Многие пытались распознать сокровенные намерения писателя (поскольку из текста им это было неясно), заглянуть в таинственные кладовые его сердца и совести, выдвинуть свои гипотезы – и, что удивительно, – все разные и взаимоисключающие. Эта разноголосица критиков из единой православной среды – симптом тревожный, свидетельствующий об отсутствии у людей одной веры общих духовных критериев и подлинного духовного родства. Можно было бы по принципу столь популярной ныне в неоправославных кругах формуле «В главном – единство, во второстепенном – свобода, во всём – любовь»[3], рождённой в лютеранстве – в среде так называемых «моравских братьев» и почти пятьсот лет настойчиво внедряемой в православное сознание по принципу «окон Овертона»[4], если бы оно не было катастрофически и однозначно чуждо этому сознанию и не привело бы к тому, что именуется экуменизмом и обновленчеством в Церкви. Крохотная, казалось бы, частица, равное атому высказывание, а последствия от его запуска были и продолжают быть – колоссальные по степени и обширности разрушений, сравнимые только с действием радиации, – духовной радиации.

Тимофей давно уже намеревался разобраться для себя с этим высказыванием, поскольку в последние годы эта лукавая максима действительно вошла, ловко и незаметно, как нечто само собой разумеющееся, в практику церковной жизни: она вдруг зазвучала в проповедях крупнейших церковных иерархов, её стали повторять на церковных совещаниях, чуть ли над алтарями надписывать в некоторых храмах и соборах как духовный девиз, выставлять в качестве идеологической «шапки» и духовного кредо на церковных сайтах, как, например, на сайте известного Князь-Владимирского собора в Санкт-Петербурге…

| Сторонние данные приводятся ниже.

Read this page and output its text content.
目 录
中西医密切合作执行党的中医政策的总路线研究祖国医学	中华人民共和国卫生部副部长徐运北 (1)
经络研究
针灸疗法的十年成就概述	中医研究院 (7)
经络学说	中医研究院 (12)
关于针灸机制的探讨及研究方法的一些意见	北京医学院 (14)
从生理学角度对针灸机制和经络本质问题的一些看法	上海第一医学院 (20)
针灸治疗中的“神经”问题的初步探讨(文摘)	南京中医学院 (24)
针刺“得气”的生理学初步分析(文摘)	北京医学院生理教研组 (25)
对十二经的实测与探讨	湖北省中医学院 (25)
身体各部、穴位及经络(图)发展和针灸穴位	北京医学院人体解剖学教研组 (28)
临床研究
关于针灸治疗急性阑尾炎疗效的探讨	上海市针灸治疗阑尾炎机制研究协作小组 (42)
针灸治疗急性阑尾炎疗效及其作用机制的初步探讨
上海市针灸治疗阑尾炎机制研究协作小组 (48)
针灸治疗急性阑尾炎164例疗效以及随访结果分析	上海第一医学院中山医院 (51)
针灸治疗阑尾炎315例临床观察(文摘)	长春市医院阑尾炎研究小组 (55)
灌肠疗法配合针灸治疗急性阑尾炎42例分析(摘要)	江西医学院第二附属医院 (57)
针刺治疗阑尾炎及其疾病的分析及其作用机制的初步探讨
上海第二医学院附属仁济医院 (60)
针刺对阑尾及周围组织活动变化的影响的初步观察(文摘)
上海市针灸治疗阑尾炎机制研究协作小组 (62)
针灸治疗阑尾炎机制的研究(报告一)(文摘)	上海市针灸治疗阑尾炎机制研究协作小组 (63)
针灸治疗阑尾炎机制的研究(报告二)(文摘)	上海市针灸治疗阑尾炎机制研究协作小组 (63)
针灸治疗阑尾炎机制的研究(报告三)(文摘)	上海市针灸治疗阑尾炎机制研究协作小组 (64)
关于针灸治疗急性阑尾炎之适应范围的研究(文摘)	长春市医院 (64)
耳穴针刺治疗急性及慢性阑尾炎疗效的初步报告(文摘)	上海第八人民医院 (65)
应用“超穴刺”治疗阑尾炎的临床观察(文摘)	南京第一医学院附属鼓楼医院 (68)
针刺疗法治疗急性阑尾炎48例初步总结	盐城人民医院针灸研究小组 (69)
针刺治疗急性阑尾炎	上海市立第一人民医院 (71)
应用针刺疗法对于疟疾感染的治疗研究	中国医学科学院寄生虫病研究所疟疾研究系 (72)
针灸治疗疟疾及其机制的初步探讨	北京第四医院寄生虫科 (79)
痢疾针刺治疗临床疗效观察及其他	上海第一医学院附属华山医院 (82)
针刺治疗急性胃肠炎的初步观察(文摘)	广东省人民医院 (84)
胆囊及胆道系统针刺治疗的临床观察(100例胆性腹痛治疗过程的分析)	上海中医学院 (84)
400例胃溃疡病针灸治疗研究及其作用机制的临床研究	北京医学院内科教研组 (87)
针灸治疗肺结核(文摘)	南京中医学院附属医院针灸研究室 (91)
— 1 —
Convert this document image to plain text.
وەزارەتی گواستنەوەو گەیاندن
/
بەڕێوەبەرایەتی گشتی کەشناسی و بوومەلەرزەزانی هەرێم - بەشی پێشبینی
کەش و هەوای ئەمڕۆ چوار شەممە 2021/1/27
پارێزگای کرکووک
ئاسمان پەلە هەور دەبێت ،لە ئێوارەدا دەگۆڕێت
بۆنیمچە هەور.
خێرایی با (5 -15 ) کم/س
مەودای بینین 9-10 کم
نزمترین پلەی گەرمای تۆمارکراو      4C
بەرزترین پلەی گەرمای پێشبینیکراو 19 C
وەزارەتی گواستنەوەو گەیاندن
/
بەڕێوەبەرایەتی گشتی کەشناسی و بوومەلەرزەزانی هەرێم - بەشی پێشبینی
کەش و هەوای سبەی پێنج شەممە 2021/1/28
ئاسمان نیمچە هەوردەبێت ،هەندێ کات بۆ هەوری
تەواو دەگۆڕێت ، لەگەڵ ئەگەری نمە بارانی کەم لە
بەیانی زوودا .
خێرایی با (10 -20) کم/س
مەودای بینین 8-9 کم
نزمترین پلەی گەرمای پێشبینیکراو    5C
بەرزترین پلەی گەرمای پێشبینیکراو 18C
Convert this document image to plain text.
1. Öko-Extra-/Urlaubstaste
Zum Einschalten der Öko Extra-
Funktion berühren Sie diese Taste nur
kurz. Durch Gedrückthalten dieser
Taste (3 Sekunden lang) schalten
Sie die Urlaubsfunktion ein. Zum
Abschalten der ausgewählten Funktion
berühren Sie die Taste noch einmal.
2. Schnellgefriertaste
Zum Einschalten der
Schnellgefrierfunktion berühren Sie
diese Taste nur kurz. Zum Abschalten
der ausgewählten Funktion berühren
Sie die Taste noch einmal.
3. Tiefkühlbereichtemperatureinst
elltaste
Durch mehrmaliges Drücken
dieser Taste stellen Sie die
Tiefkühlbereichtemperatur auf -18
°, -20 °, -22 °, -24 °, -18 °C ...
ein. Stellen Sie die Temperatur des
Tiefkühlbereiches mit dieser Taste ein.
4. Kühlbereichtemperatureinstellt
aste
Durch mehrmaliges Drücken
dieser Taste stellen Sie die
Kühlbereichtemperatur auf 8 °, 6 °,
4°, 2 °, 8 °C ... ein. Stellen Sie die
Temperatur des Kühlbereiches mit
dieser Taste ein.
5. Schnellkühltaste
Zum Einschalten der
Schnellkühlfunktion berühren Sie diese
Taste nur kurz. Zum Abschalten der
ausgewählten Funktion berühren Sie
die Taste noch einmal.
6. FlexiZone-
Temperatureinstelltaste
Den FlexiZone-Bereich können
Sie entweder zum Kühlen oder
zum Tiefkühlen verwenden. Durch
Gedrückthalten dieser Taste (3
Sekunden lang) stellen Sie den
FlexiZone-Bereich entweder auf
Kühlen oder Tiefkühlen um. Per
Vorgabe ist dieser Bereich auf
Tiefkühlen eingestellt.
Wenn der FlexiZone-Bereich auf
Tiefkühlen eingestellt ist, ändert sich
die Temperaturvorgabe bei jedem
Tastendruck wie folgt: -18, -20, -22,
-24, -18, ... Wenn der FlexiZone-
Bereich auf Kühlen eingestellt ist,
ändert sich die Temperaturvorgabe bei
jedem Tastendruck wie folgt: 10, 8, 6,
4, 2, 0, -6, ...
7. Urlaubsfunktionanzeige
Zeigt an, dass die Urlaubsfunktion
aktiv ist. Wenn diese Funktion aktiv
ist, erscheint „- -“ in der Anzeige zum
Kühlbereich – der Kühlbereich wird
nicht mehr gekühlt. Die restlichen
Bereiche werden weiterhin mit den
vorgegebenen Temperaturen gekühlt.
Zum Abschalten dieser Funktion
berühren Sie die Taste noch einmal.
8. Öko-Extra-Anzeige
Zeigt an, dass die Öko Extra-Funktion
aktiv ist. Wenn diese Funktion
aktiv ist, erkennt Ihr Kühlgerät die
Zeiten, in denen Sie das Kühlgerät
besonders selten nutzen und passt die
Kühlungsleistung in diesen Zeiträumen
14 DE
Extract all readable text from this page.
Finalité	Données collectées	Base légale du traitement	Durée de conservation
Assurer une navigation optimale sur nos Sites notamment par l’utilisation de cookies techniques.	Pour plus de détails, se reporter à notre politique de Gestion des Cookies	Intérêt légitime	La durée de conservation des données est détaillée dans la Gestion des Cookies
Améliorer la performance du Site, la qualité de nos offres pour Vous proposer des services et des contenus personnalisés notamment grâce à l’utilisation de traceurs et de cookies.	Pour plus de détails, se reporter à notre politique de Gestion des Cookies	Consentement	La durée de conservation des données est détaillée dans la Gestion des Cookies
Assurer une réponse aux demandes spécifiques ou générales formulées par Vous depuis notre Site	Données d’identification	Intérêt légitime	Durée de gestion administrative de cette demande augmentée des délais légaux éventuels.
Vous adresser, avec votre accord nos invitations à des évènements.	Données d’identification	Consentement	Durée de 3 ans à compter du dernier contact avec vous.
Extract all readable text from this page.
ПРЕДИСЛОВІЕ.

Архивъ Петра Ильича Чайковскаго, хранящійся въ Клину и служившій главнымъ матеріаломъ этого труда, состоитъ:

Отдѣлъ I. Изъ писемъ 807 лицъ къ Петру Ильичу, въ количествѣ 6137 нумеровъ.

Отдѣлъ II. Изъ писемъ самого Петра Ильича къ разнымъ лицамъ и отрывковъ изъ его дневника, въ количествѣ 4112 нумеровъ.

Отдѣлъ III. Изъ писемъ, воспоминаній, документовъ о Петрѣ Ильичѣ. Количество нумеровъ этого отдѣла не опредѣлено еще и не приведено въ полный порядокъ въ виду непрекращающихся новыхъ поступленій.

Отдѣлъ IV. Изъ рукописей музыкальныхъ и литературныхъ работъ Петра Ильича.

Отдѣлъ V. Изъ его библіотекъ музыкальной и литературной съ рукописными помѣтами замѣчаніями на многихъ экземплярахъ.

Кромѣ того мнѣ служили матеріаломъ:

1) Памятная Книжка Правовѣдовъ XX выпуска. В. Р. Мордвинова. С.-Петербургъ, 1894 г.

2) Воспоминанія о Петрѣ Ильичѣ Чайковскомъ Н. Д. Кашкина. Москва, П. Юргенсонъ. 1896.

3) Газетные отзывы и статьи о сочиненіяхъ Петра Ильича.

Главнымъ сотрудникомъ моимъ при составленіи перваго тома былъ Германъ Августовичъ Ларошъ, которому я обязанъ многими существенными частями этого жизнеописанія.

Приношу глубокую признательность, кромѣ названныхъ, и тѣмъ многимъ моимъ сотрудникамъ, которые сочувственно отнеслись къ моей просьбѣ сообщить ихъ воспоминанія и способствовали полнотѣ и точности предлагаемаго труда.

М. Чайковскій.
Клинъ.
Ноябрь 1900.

И никто о том, что же кроется в этой приятной на глаз формуле – не задумывался. И даже специалисты – с фактами ведь не поспоришь – подшивали её лишь к экуменическому делу: мол, наступила эпоха всемирной толерантности и духовного плюрализма, вот и тут дело идёт лишь о терпимости к инакомыслию, о поисках путей взаимопонимания и мирного сосуществования, – правда не в политике и идеологии, но в сфере духовной церковной жизни. Доверчивому и не особо искушённому в тонкостях богословских построений народу Божиему даже и в голову не приходило усомниться, что формула эта, мало того, что рождена в совершенно чуждой православию среде, появилась на свет в православной среде в результате обмана, поскольку её очень долго выдавали за суждения православных святых – Блаженного Августина и преподобного Викентия Лиринского, хотя к богословию того или другого она была не приложима; что эта якобы «ложь во спасение», а по сути – ловкая и небескорыстная подмена, вовсе не гарантирует охранения «главного» единства – даже на уровне догматики Православия! – а на самом деле действует по принципу Троянского коня при осаде неприступной крепости, поскольку начинает разрушение догматики с флангов – через разрушение Священного Предания. Что такое Предание? – вопрошал Викентий Лиринский[5], – и отвечал: «то, что ты принял, а не то, что выдумал…»[6] В Новом Завете и у святых отцов Православия Предание – это золотая цепь, начало которой – в Боге, продолжение – в апостольском предании, затем в опыте духовной жизни святых отцов.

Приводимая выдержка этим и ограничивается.